Auch Experten der Wirtschaftswissenschaften beschäftigen sich schon lange mit Gutscheinen, speziell in der Bildungsund Sozialpolitik. Aus gutem Grund, denn zweckgebundene Gutscheine bieten eine optimale Mischung aus staatlicher Lenkung und privater Wahlfreiheit. In Hamburg und Berlin zum Beispiel wird dieses Verfahren bereits erfolgreich praktiziert, und zwar bei der Kita-Finanzierung (vgl. iwd 32/2007).
Welche ökonomischen Effekte Gutscheinsysteme in der Bildungs- und Sozialpolitik sowie in der betrieblichen Personalpolitik nach sich ziehen, hat das Institut der deutschen Wirtschaft Köln (IW) nun in einer Studie zusammengetragen. Sie basiert auf den internationalen Erfahrungen der vergangenen zehn Jahre und berücksichtigt vor allem folgende Wirkungsmechanismen:
Bürokratiekosten: Kurzfristig ist durch die Umstellung der bestehenden Transfersysteme auf Gutscheine mit hohen Einführungskosten zu rechnen. Mittel- bis langfristig ergeben sich allerdings deutliche Einspareffekte.
Qualität: Durch die Restrukturierung bei der Finanzierung und dem Angebot von Leistungen ist übergangsweise mit geringfügigen Qualitätseinbußen zu rechnen, die aber relativ schnell ausgeglichen werden.
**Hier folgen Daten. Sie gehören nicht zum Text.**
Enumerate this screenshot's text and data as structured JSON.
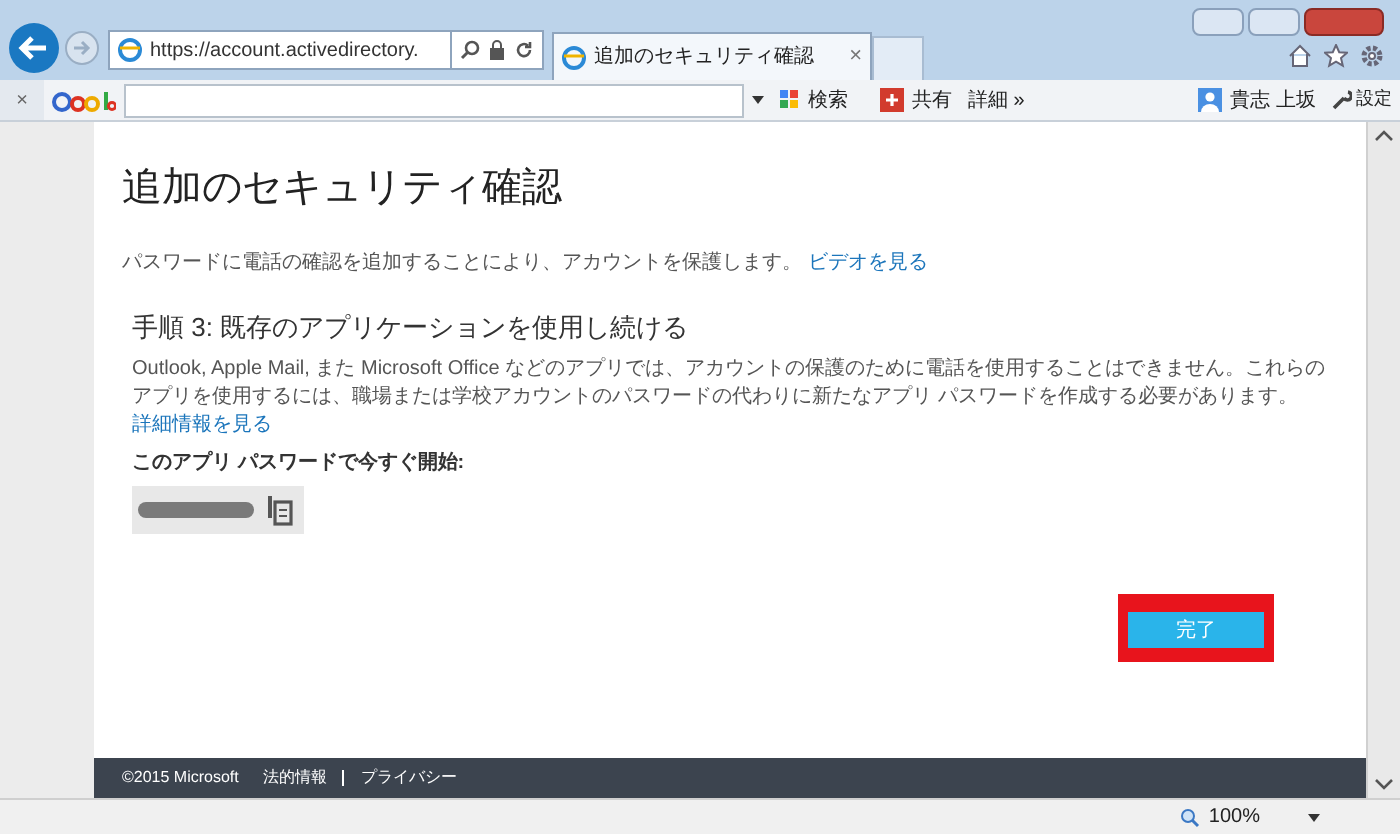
{
  "browser": {
    "address": "https://account.activedirectory.",
    "tab_title": "追加のセキュリティ確認",
    "toolbar": {
      "search_label": "検索",
      "share_label": "共有",
      "details_label": "詳細 »",
      "user_name": "貴志 上坂",
      "settings_label": "設定"
    },
    "close_mark": "×"
  },
  "page": {
    "title": "追加のセキュリティ確認",
    "intro": "パスワードに電話の確認を追加することにより、アカウントを保護します。",
    "intro_link": "ビデオを見る",
    "step_title": "手順 3: 既存のアプリケーションを使用し続ける",
    "step_text": "Outlook, Apple Mail, また Microsoft Office などのアプリでは、アカウントの保護のために電話を使用することはできません。これらのアプリを使用するには、職場または学校アカウントのパスワードの代わりに新たなアプリ パスワードを作成する必要があります。",
    "step_link": "詳細情報を見る",
    "password_label": "このアプリ パスワードで今すぐ開始:",
    "done_button": "完了",
    "done_highlighted": true
  },
  "footer": {
    "copyright": "©2015 Microsoft",
    "links": [
      "法的情報",
      "プライバシー"
    ]
  },
  "status_bar": {
    "zoom": "100%"
  }
}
Wahlfreiheit: Wird die Einführung von Gutscheinen von einer professionellen Informationspolitik flankiert, verbessern sich Auswahl und Vielfalt der Angebote. Gegebenenfalls ist auch eine entsprechende Infrastruktur vonnöten – denn wo zum Beispiel Busverbindungen fehlen, nützt die freie Wahl von KitaPlätzen oder Schulen gar nichts.
Effektivität: Gutscheinsysteme ermöglichen es dem Staat, einzelne Gruppen zielgenau zu fördern. Ob Sprachkurse, Kinderbetreuung oder Schulessen – Gutscheine erlauben eine exakte Differenzierung nach Bedürftigkeit sowie Höhe und Art der Leistungen. Gleichzeitig verhindern sie Mitnahmeeffekte und überflüssige Angebote.
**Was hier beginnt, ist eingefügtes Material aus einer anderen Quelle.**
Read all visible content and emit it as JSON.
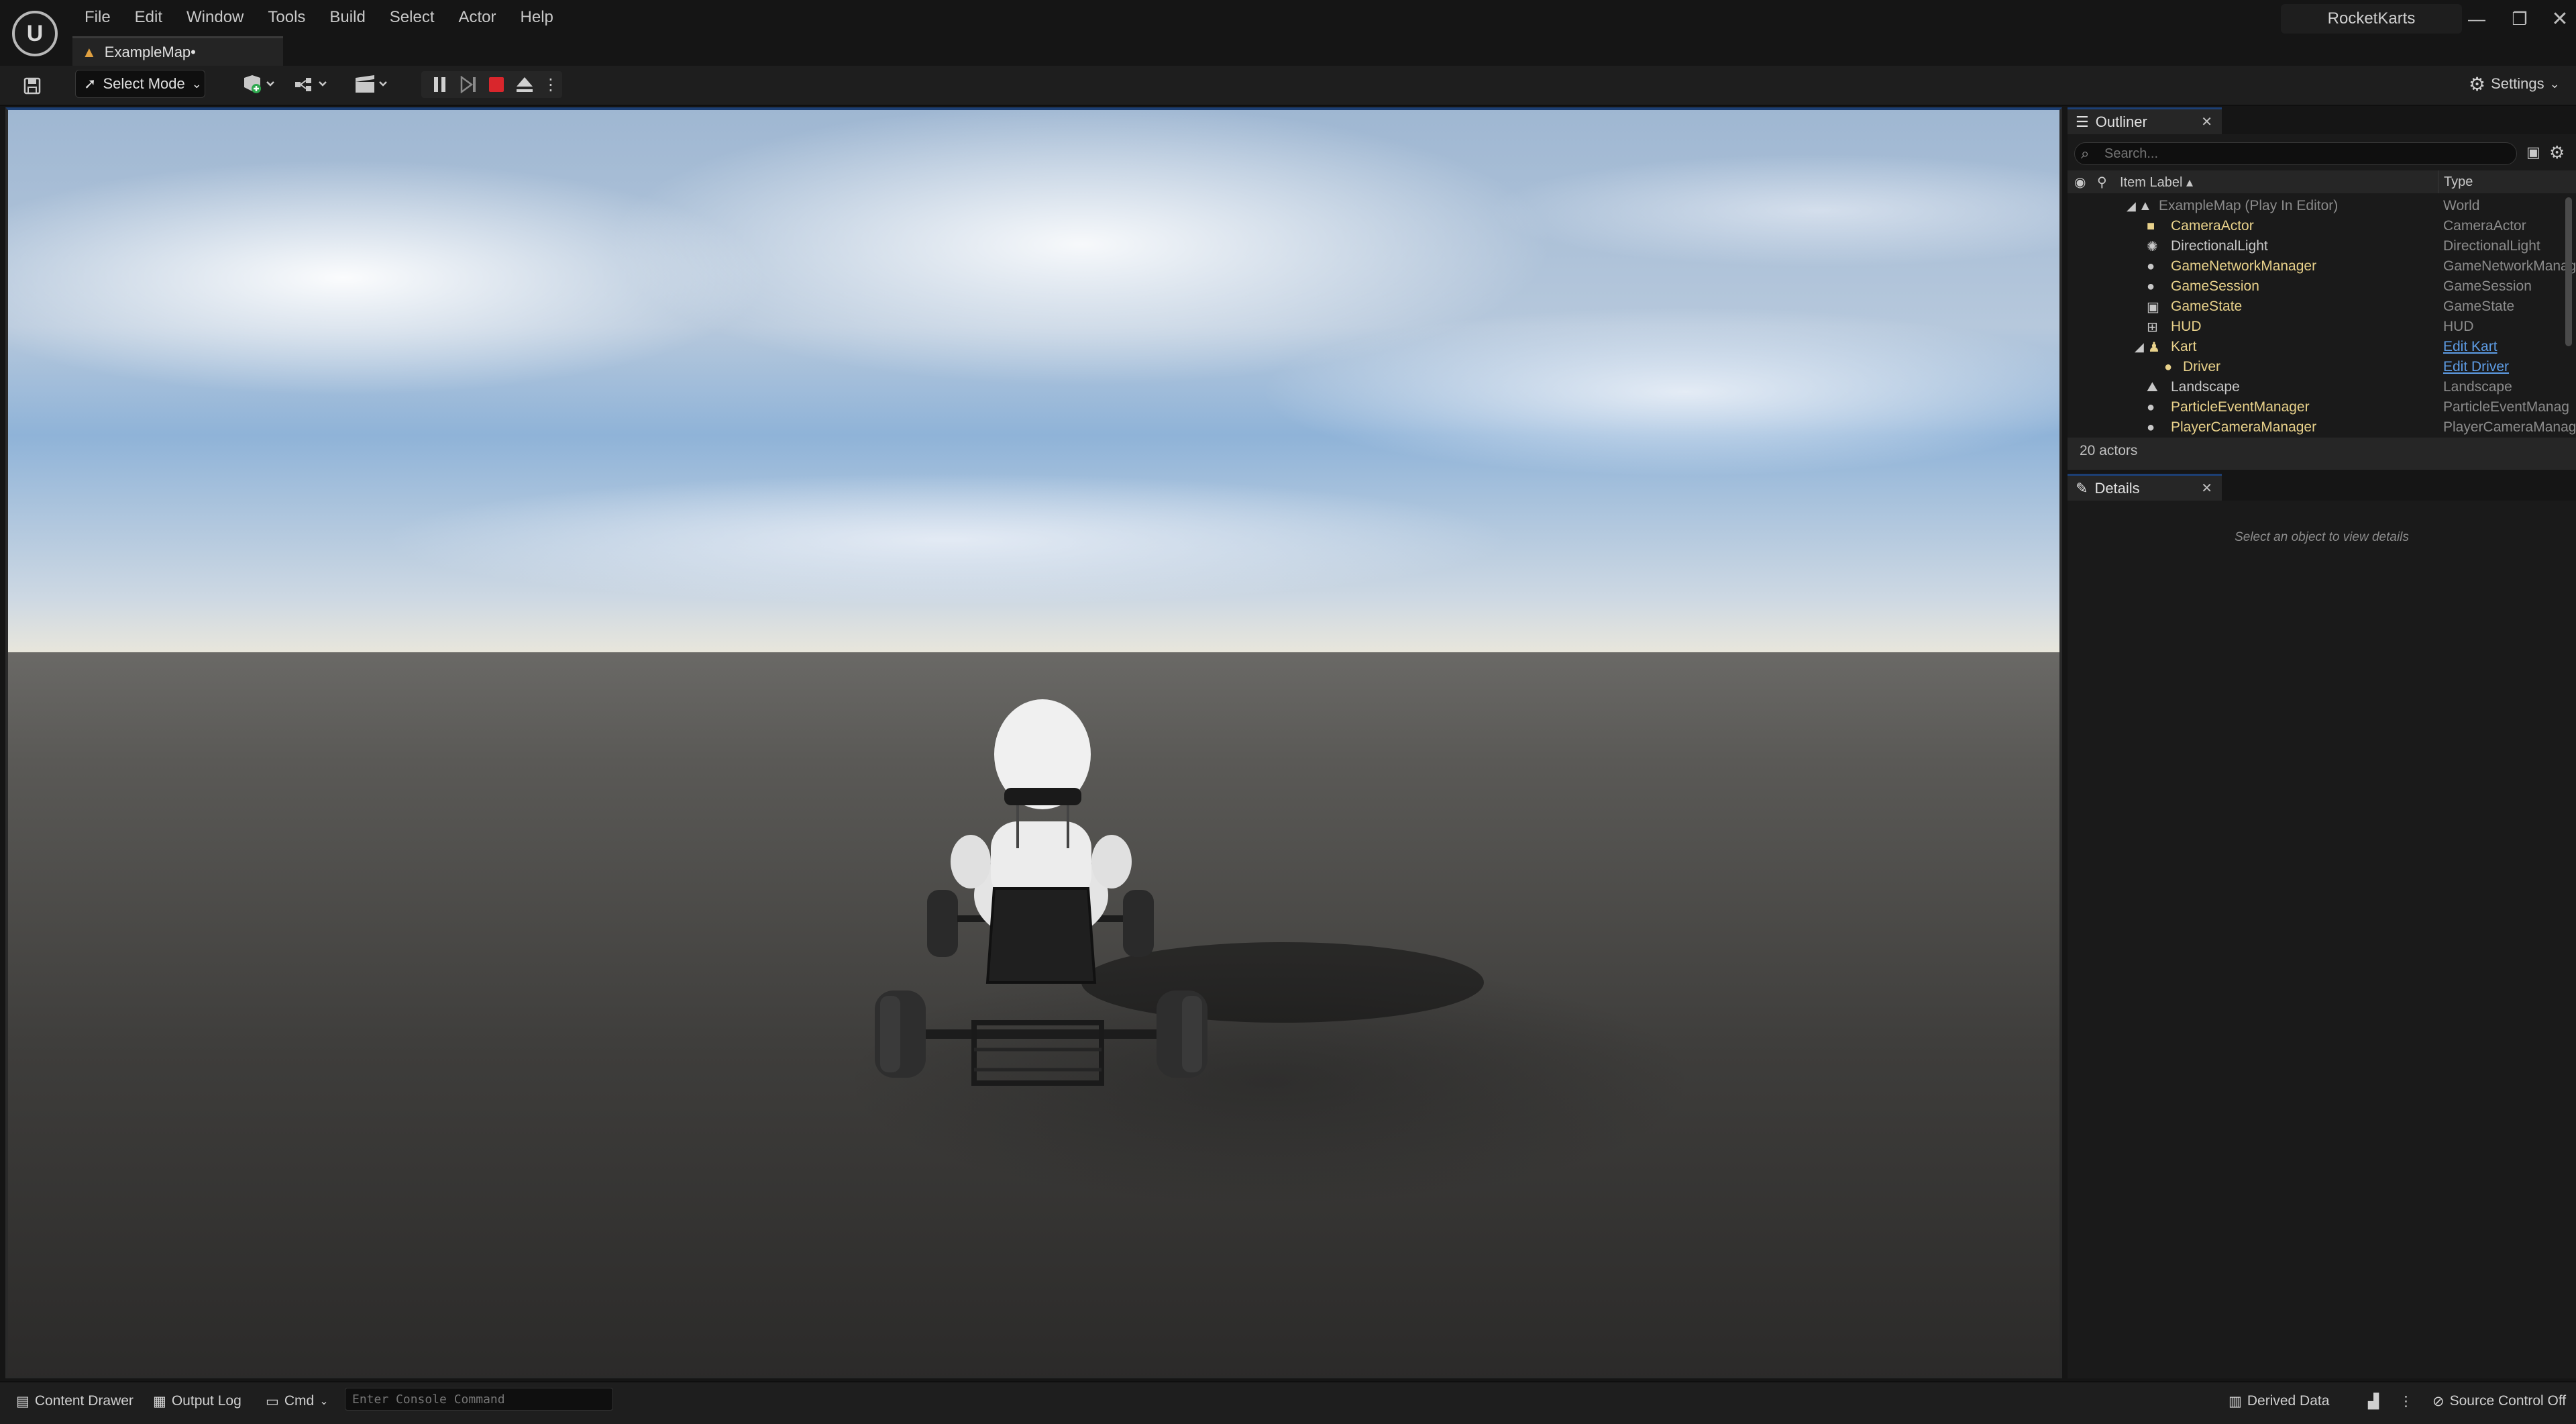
{
  "app": {
    "logo_label": "U",
    "project_name": "RocketKarts",
    "map_tab": "ExampleMap•"
  },
  "menu": [
    "File",
    "Edit",
    "Window",
    "Tools",
    "Build",
    "Select",
    "Actor",
    "Help"
  ],
  "toolbar": {
    "select_mode": "Select Mode",
    "settings": "Settings"
  },
  "outliner": {
    "tab_label": "Outliner",
    "search_placeholder": "Search...",
    "col_label": "Item Label ▴",
    "col_type": "Type",
    "rows": [
      {
        "label": "ExampleMap (Play In Editor)",
        "type": "World"
      },
      {
        "label": "CameraActor",
        "type": "CameraActor"
      },
      {
        "label": "DirectionalLight",
        "type": "DirectionalLight"
      },
      {
        "label": "GameNetworkManager",
        "type": "GameNetworkManag"
      },
      {
        "label": "GameSession",
        "type": "GameSession"
      },
      {
        "label": "GameState",
        "type": "GameState"
      },
      {
        "label": "HUD",
        "type": "HUD"
      },
      {
        "label": "Kart",
        "type": "Edit Kart"
      },
      {
        "label": "Driver",
        "type": "Edit Driver"
      },
      {
        "label": "Landscape",
        "type": "Landscape"
      },
      {
        "label": "ParticleEventManager",
        "type": "ParticleEventManag"
      },
      {
        "label": "PlayerCameraManager",
        "type": "PlayerCameraManag"
      }
    ],
    "actor_count": "20 actors"
  },
  "details": {
    "tab_label": "Details",
    "empty_text": "Select an object to view details"
  },
  "statusbar": {
    "content_drawer": "Content Drawer",
    "output_log": "Output Log",
    "cmd": "Cmd",
    "console_placeholder": "Enter Console Command",
    "derived_data": "Derived Data",
    "source_control": "Source Control Off"
  },
  "colors": {
    "accent": "#1c3f74",
    "actor_label": "#e9d28b",
    "link": "#5e9de6",
    "stop_button": "#d9262c"
  }
}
Gesamtwirtschaftliche Effekte: Gutscheinsysteme können sich sogar positiv auf Beschäftigung und Wachstum auswirken – nicht zuletzt durch das Zurückdrängen der Schwarzarbeit. Denn während der Staat bei Direktzahlungen nie sicher sein kann, in welche Kanäle das Geld letztlich fließt, geben Gutscheine dem Missbrauch keine Chance: Kinder
tagesstätten zum Beispiel können die Gutscheine nur bei den Kommunen in bares Geld eintauschen.
Zählt man all diese Effekte zusammen, kann die Umstellung auf Gutscheinsysteme stattliche Reformdividenden erzielen (Tabelle):
In den Bereichen Kinderbetreuung, Pflegeleistungen, Behindertenhilfe und Grundsicherung lassen sich schätzungsweise bis zu 30 Prozent der jeweiligen Transfervolumina einsparen oder effizienter und effektiver einsetzen.
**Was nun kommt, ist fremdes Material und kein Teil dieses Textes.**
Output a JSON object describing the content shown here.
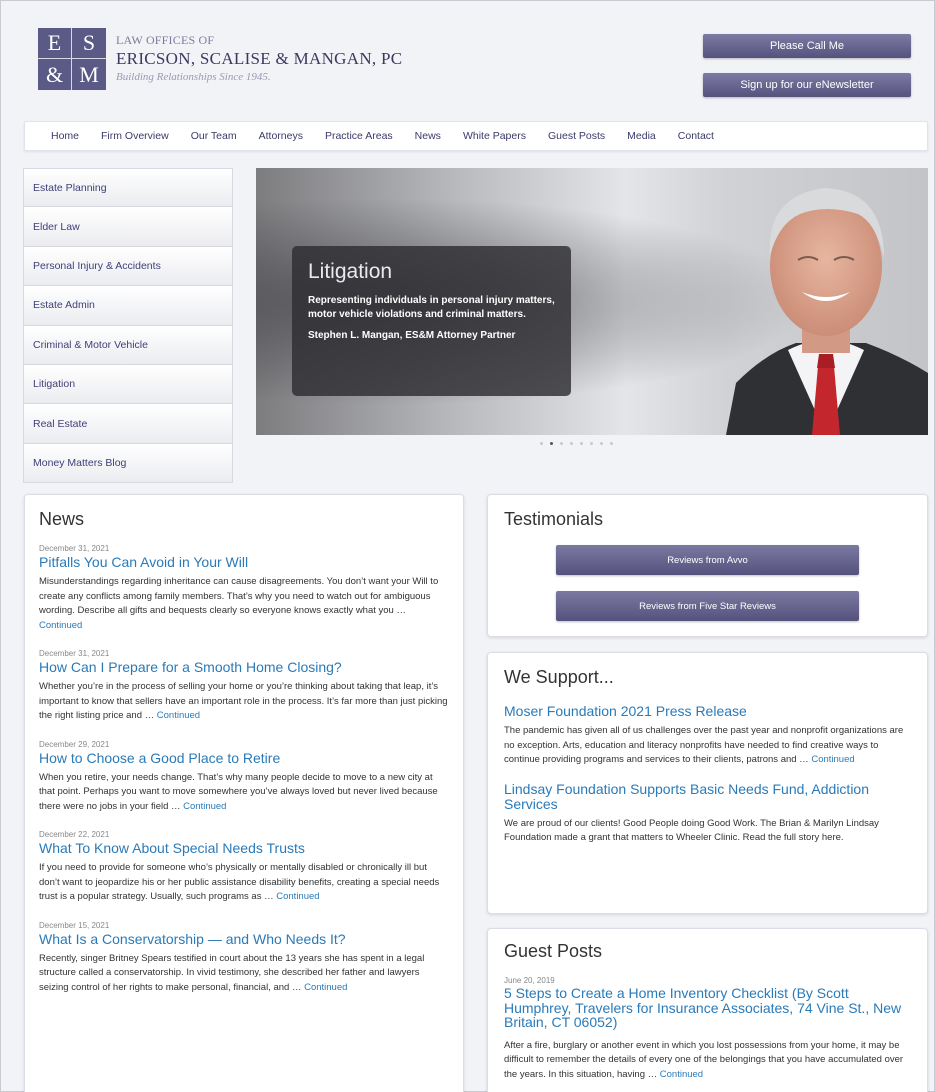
{
  "header": {
    "logo_letters": [
      "E",
      "S",
      "&",
      "M"
    ],
    "brand_prefix": "LAW OFFICES OF",
    "brand_name": "ERICSON, SCALISE & MANGAN, PC",
    "tagline": "Building Relationships Since 1945.",
    "call_button": "Please Call Me",
    "newsletter_button": "Sign up for our eNewsletter",
    "accent_color": "#5b5a86"
  },
  "nav": [
    "Home",
    "Firm Overview",
    "Our Team",
    "Attorneys",
    "Practice Areas",
    "News",
    "White Papers",
    "Guest Posts",
    "Media",
    "Contact"
  ],
  "sidebar": [
    "Estate Planning",
    "Elder Law",
    "Personal Injury & Accidents",
    "Estate Admin",
    "Criminal & Motor Vehicle",
    "Litigation",
    "Real Estate",
    "Money Matters Blog"
  ],
  "hero": {
    "title": "Litigation",
    "text": "Representing individuals in personal injury matters, motor vehicle violations and criminal matters.",
    "attorney_name": "Stephen L. Mangan",
    "attorney_role": ", ES&M Attorney Partner",
    "slide_count": 8,
    "active_slide": 2
  },
  "news": {
    "heading": "News",
    "continued": "Continued",
    "articles": [
      {
        "date": "December 31, 2021",
        "title": "Pitfalls You Can Avoid in Your Will",
        "body": "Misunderstandings regarding inheritance can cause disagreements. You don’t want your Will to create any conflicts among family members. That’s why you need to watch out for ambiguous wording. Describe all gifts and bequests clearly so everyone knows exactly what you … "
      },
      {
        "date": "December 31, 2021",
        "title": "How Can I Prepare for a Smooth Home Closing?",
        "body": "Whether you’re in the process of selling your home or you’re thinking about taking that leap, it’s important to know that sellers have an important role in the process. It’s far more than just picking the right listing price and … "
      },
      {
        "date": "December 29, 2021",
        "title": "How to Choose a Good Place to Retire",
        "body": "When you retire, your needs change. That’s why many people decide to move to a new city at that point. Perhaps you want to move somewhere you’ve always loved but never lived because there were no jobs in your field … "
      },
      {
        "date": "December 22, 2021",
        "title": "What To Know About Special Needs Trusts",
        "body": "If you need to provide for someone who’s physically or mentally disabled or chronically ill but don’t want to jeopardize his or her public assistance disability benefits, creating a special needs trust is a popular strategy. Usually, such programs as … "
      },
      {
        "date": "December 15, 2021",
        "title": "What Is a Conservatorship — and Who Needs It?",
        "body": "Recently, singer Britney Spears testified in court about the 13 years she has spent in a legal structure called a conservatorship. In vivid testimony, she described her father and lawyers seizing control of her rights to make personal, financial, and … "
      }
    ]
  },
  "testimonials": {
    "heading": "Testimonials",
    "avvo_button": "Reviews from Avvo",
    "fivestar_button": "Reviews from Five Star Reviews"
  },
  "support": {
    "heading": "We Support...",
    "continued": "Continued",
    "items": [
      {
        "title": "Moser Foundation 2021 Press Release",
        "body": "The pandemic has given all of us challenges over the past year and nonprofit organizations are no exception.  Arts, education and literacy nonprofits have needed to find creative ways to continue providing programs and services to their clients, patrons and … ",
        "has_more": true
      },
      {
        "title": "Lindsay Foundation Supports Basic Needs Fund, Addiction Services",
        "body": "We are proud of our clients! Good People doing Good Work. The Brian & Marilyn Lindsay Foundation made a grant that matters to Wheeler Clinic. Read the full story here.",
        "has_more": false
      }
    ]
  },
  "guest": {
    "heading": "Guest Posts",
    "date": "June 20, 2019",
    "title": "5 Steps to Create a Home Inventory Checklist (By Scott Humphrey, Travelers for Insurance Associates, 74 Vine St., New Britain, CT 06052)",
    "body": "After a fire, burglary or another event in which you lost possessions from your home, it may be difficult to remember the details of every one of the belongings that you have accumulated over the years. In this situation, having … ",
    "continued": "Continued"
  }
}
Gutscheinsysteme leisten aber nicht nur in der Bildungs- und Sozialpolitik wertvolle Dienste, sie haben sich auch als Instrument der betrieblichen Personalpolitik bewährt. Wenn Unternehmen ihren Mitarbeitern zum Beispiel Betreuungsgutscheine für Pflege- oder KitaPlätze ausstellen, zahlt sich dies in Form einer stärkeren Personalbindung aus. Beliebt und erfolgreich sind auch Gutscheine für eine steuerbegünstigte Mittagsverpflegung bei einem Anbieter eigener Wahl: Erfahrungen zeigen, dass die Meal-Vouchers im Vergleich zu Alternativen wie dem Kantinenessen Effizienz- und Effektivitätsvorteile zwischen 3 und 11 Prozent erzielen.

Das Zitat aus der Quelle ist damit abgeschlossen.